Rua de Angola com a Rua do Forno do Tijolo
Vendedores ambulantes de gravatas e de cintos


Estendo-me em cima da cama.
As luzes e os sons da cidade
Coam-se por entre os estores
E através das cortinas
Baloiçando ao sabor uma brisa fresca.
Deixo-me ficar de olhos abertos
Em cima dos lençóis
E espero
Pacientemente, espero.
Estou no deserto
De barriga para cima e espero.
Mãos cruzadas sobre o peito
Pernas afastadas, espero
Este vazio é quase perfeito
Embora me preocupe
Pois alguma vez será definitivo.
Nada terei para escrever
E – ironia das ironias –
Escreverei sobre isso mesmo.
 
É claro que nas ruas da cidade
Há muito mais poesia.
As pessoas falam e vestem
Andam e riem.
Se é verão, as mulheres mostram
As pernas e os braços
Os ombros, as omoplatas,
Os tornozelos.
Tudo se agita como num grande caldeirão
De druidas.
O seu caldo borbulhante
Sobrecarrega os sentidos.
Por vezes, é necessário desviar o olhar
Distrair-nos com um cigarro
Fazer de conta que isto não é demais.
A poesia manifesta-se até
Nas atividades mais corriqueiras.
Tome-se por exemplo
A denominação dos estabelecimentos comerciais.
Na rua do Forno do Tijolo
E por aí adiante
Como que sobe dos Anjos para a Graça
Pode observar-se o seguinte alinhamento:
Condição Fascinante Lda, limpezas auto;
Oásis Oportuno Lda, uma loja de vinhos;
Snack-bar Tebas, modesto mas épico;
Restaurante Nova Esperança, quantos não há;
Soap Opera, uma lavandaria.
Por detrás de cada um destes nomes
Há uma história e pessoas
É possível adivinhá-las.
Como por atrás de cada rosto gretado
De cada tornozelo
Mas também nas mãos tisnadas
Que arrebanham
Em dois ou três sacos
Todos os seus pertences
Quando se prenuncia a noite
E o vento sopra fresco
Tão diferente daquele que dissipa
O calor acumulado no meu quarto.
 
Já noutra parte da cidade
Na calçada da Boa Hora
Há uma funerária
Dessa mesma Boa Hora
Senhora a quem recorrem os devotos
Nos momentos de maior aflição
Na morte, mas também no parto.
Como se cada morte fosse também parto
E cada parto uma morte.
 
Como é que podem coexistir todas estas coisas?

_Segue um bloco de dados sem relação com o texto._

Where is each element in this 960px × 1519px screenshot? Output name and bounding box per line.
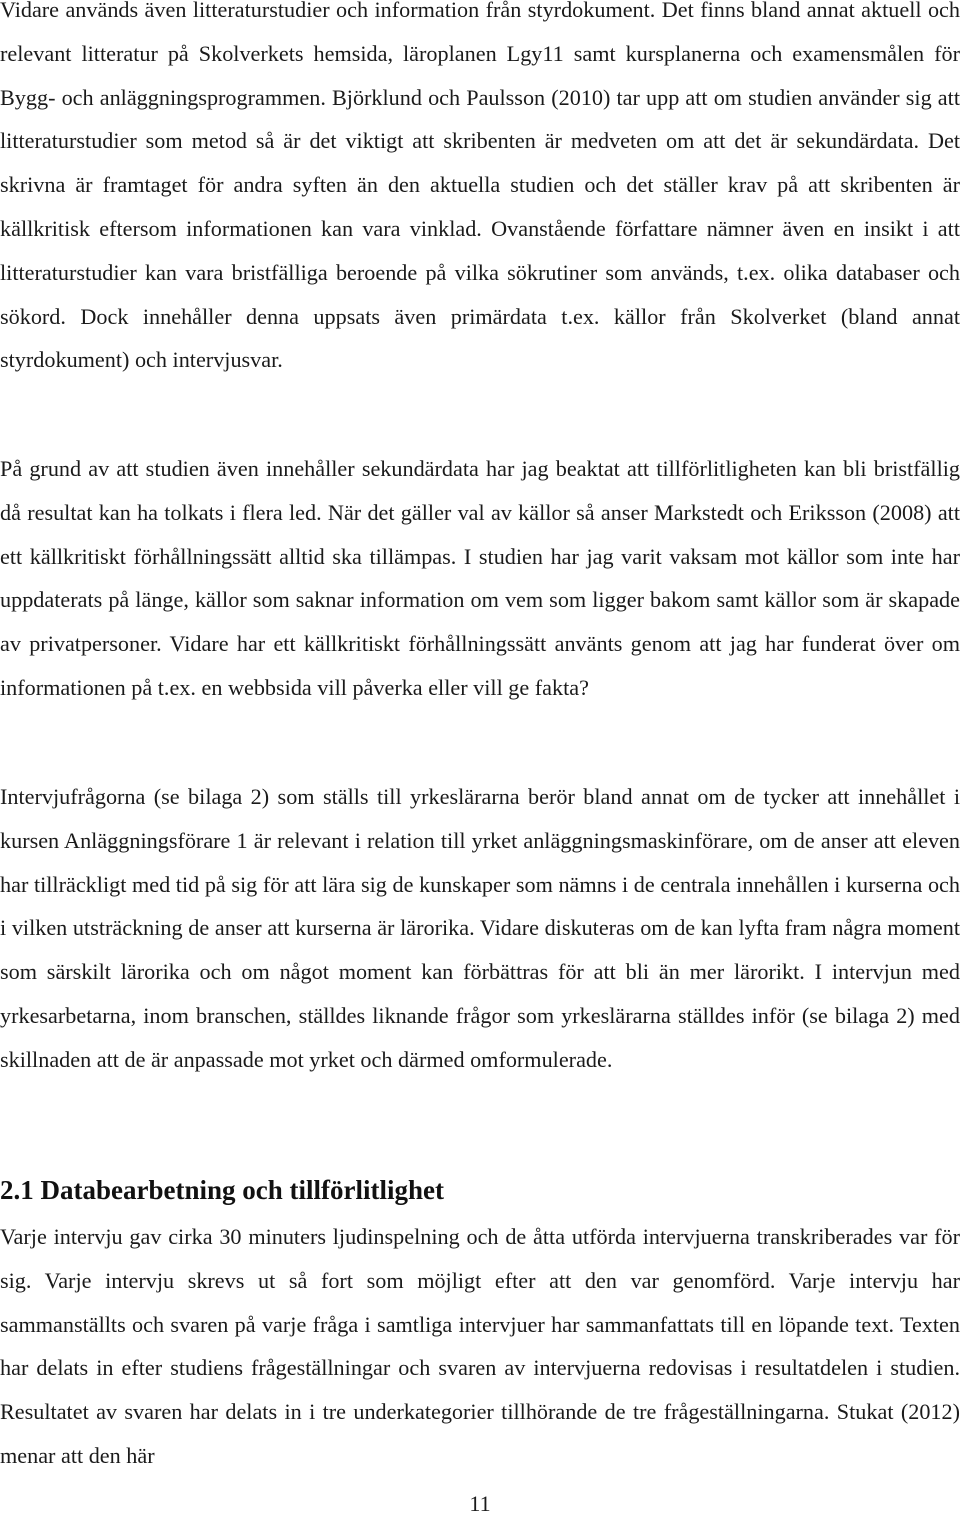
- paragraph-source-criticism: På grund av att studien även innehåller sekundärdata har jag beaktat att tillförlitligheten kan bli bristfällig då resultat kan ha tolkats i flera led. När det gäller val av källor så anser Markstedt och Eriksson (2008) att ett källkritiskt förhållningssätt alltid ska tillämpas. I studien har jag varit vaksam mot källor som inte har uppdaterats på länge, källor som saknar information om vem som ligger bakom samt källor som är skapade av privatpersoner. Vidare har ett källkritiskt förhållningssätt använts genom att jag har funderat över om informationen på t.ex. en webbsida vill påverka eller vill ge fakta?: [0, 456, 960, 700]
- page-number: 11: [469, 1491, 491, 1516]
- paragraph-literature-studies: Vidare används även litteraturstudier och information från styrdokument. Det finns bland annat aktuell och relevant litteratur på Skolverkets hemsida, läroplanen Lgy11 samt kursplanerna och examensmålen för Bygg- och anläggningsprogrammen. Björklund och Paulsson (2010) tar upp att om studien använder sig att litteraturstudier som metod så är det viktigt att skribenten är medveten om att det är sekundärdata. Det skrivna är framtaget för andra syften än den aktuella studien och det ställer krav på att skribenten är källkritisk eftersom informationen kan vara vinklad. Ovanstående författare nämner även en insikt i att litteraturstudier kan vara bristfälliga beroende på vilka sökrutiner som används, t.ex. olika databaser och sökord. Dock innehåller denna uppsats även primärdata t.ex. källor från Skolverket (bland annat styrdokument) och intervjusvar.: [0, 0, 960, 373]
- section-heading: 2.1 Databearbetning och tillförlitlighet: [0, 1175, 444, 1205]
- paragraph-data-processing: Varje intervju gav cirka 30 minuters ljudinspelning och de åtta utförda intervjuerna transkriberades var för sig. Varje intervju skrevs ut så fort som möjligt efter att den var genomförd. Varje intervju har sammanställts och svaren på varje fråga i samtliga intervjuer har sammanfattats till en löpande text. Texten har delats in efter studiens frågeställningar och svaren av intervjuerna redovisas i resultatdelen i studien. Resultatet av svaren har delats in i tre underkategorier tillhörande de tre frågeställningarna. Stukat (2012) menar att den här: [0, 1224, 960, 1468]
- paragraph-interview-questions: Intervjufrågorna (se bilaga 2) som ställs till yrkeslärarna berör bland annat om de tycker att innehållet i kursen Anläggningsförare 1 är relevant i relation till yrket anläggningsmaskinförare, om de anser att eleven har tillräckligt med tid på sig för att lära sig de kunskaper som nämns i de centrala innehållen i kurserna och i vilken utsträckning de anser att kurserna är lärorika. Vidare diskuteras om de kan lyfta fram några moment som särskilt lärorika och om något moment kan förbättras för att bli än mer lärorikt. I intervjun med yrkesarbetarna, inom branschen, ställdes liknande frågor som yrkeslärarna ställdes inför (se bilaga 2) med skillnaden att de är anpassade mot yrket och därmed omformulerade.: [0, 784, 960, 1072]
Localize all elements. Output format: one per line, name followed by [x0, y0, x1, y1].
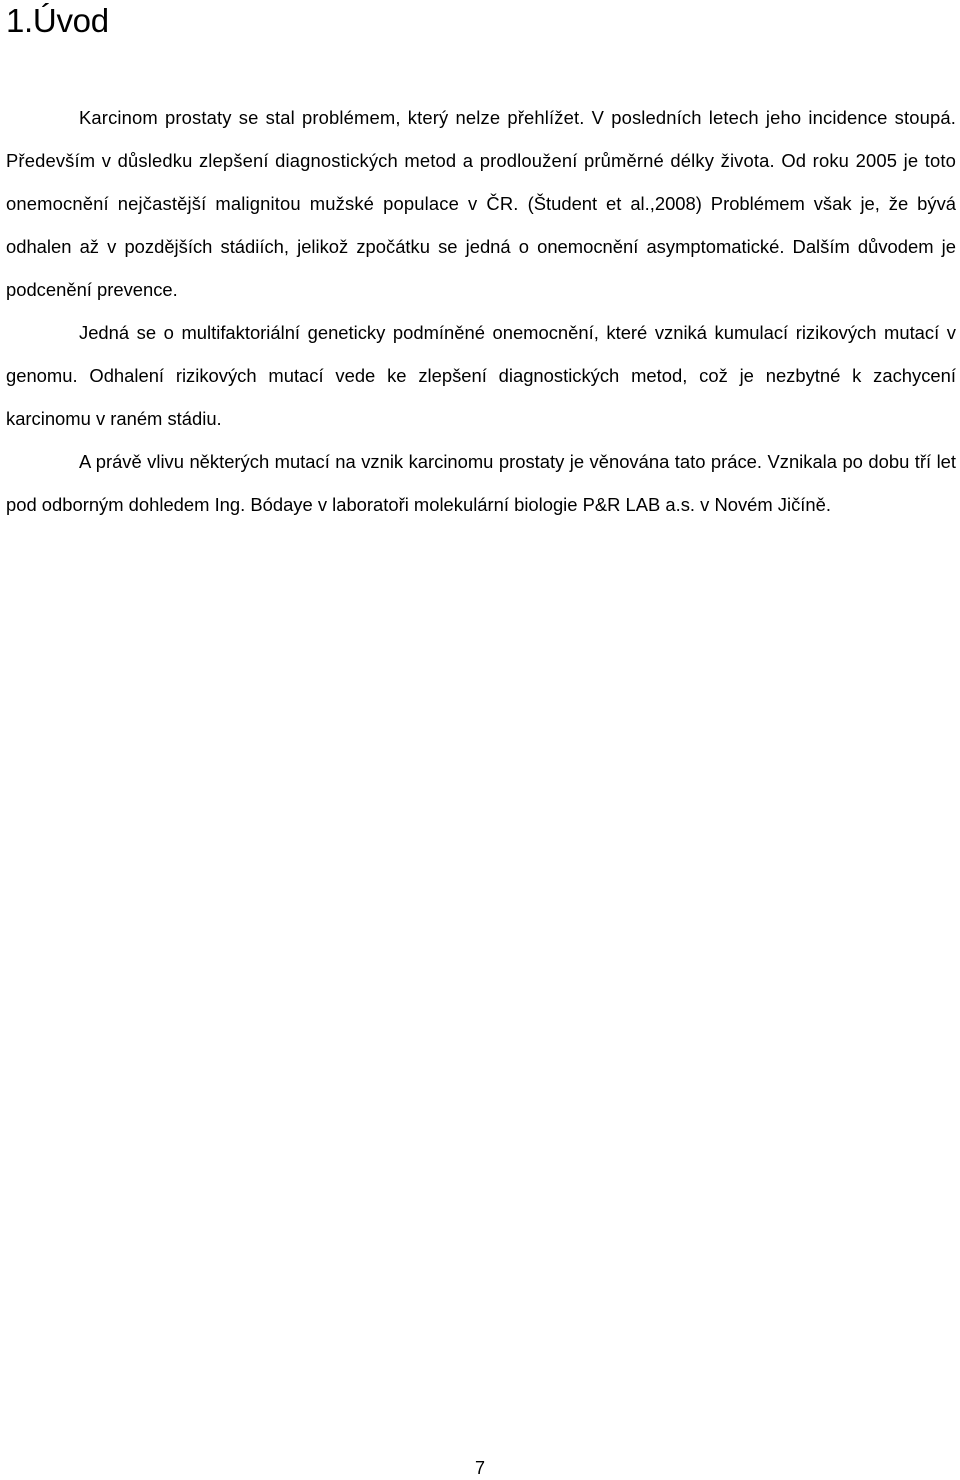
paragraph-intro-part-1: Karcinom prostaty se stal problémem, který nelze přehlížet. V posledních letech jeho incidence stoupá. Především v důsledku zlepšení diagnostických metod a prodloužení průměrné délky života. Od roku 2005 je toto onemocnění nejčastější malignitou mužské populace v ČR.: [6, 107, 956, 214]
paragraph-intro: [6, 96, 956, 311]
paragraph-genetics-text: Jedná se o multifaktoriální geneticky podmíněné onemocnění, které vzniká kumulací rizikových mutací v genomu. Odhalení rizikových mutací vede ke zlepšení diagnostických metod, což je nezbytné k zachycení karcinomu v raném stádiu.: [6, 322, 956, 429]
page-number: 7: [474, 1458, 485, 1478]
body-text: [6, 96, 956, 526]
paragraph-purpose: [6, 440, 956, 526]
paragraph-genetics: [6, 311, 956, 440]
paragraph-purpose-text: A právě vlivu některých mutací na vznik karcinomu prostaty je věnována tato práce. Vznikala po dobu tří let pod odborným dohledem Ing. Bódaye v laboratoři molekulární biologie P&R LAB a.s. v Novém Jičíně.: [6, 451, 956, 515]
chapter-heading: 1.Úvod: [6, 2, 109, 39]
paragraph-intro-part-2: (Študent et al.,2008) Problémem však je, že bývá odhalen až v pozdějších stádiích, jelikož zpočátku se jedná o onemocnění asymptomatické. Dalším důvodem je podcenění prevence.: [6, 193, 956, 300]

Empacotadas no mesmo tempo e no mesmo espaço
Todas elas se reviram
E contorcem por detrás dos olhos.
Volto então ao início:
Deito-me na cama
E fito longamente o tecto
Olho para barriga e para os pés
Oiço tudo com atenção
Quase adormeço, mas alguém grita lá fora
O mundo é belo e terrível
Pouco podemos fazer a esse respeito.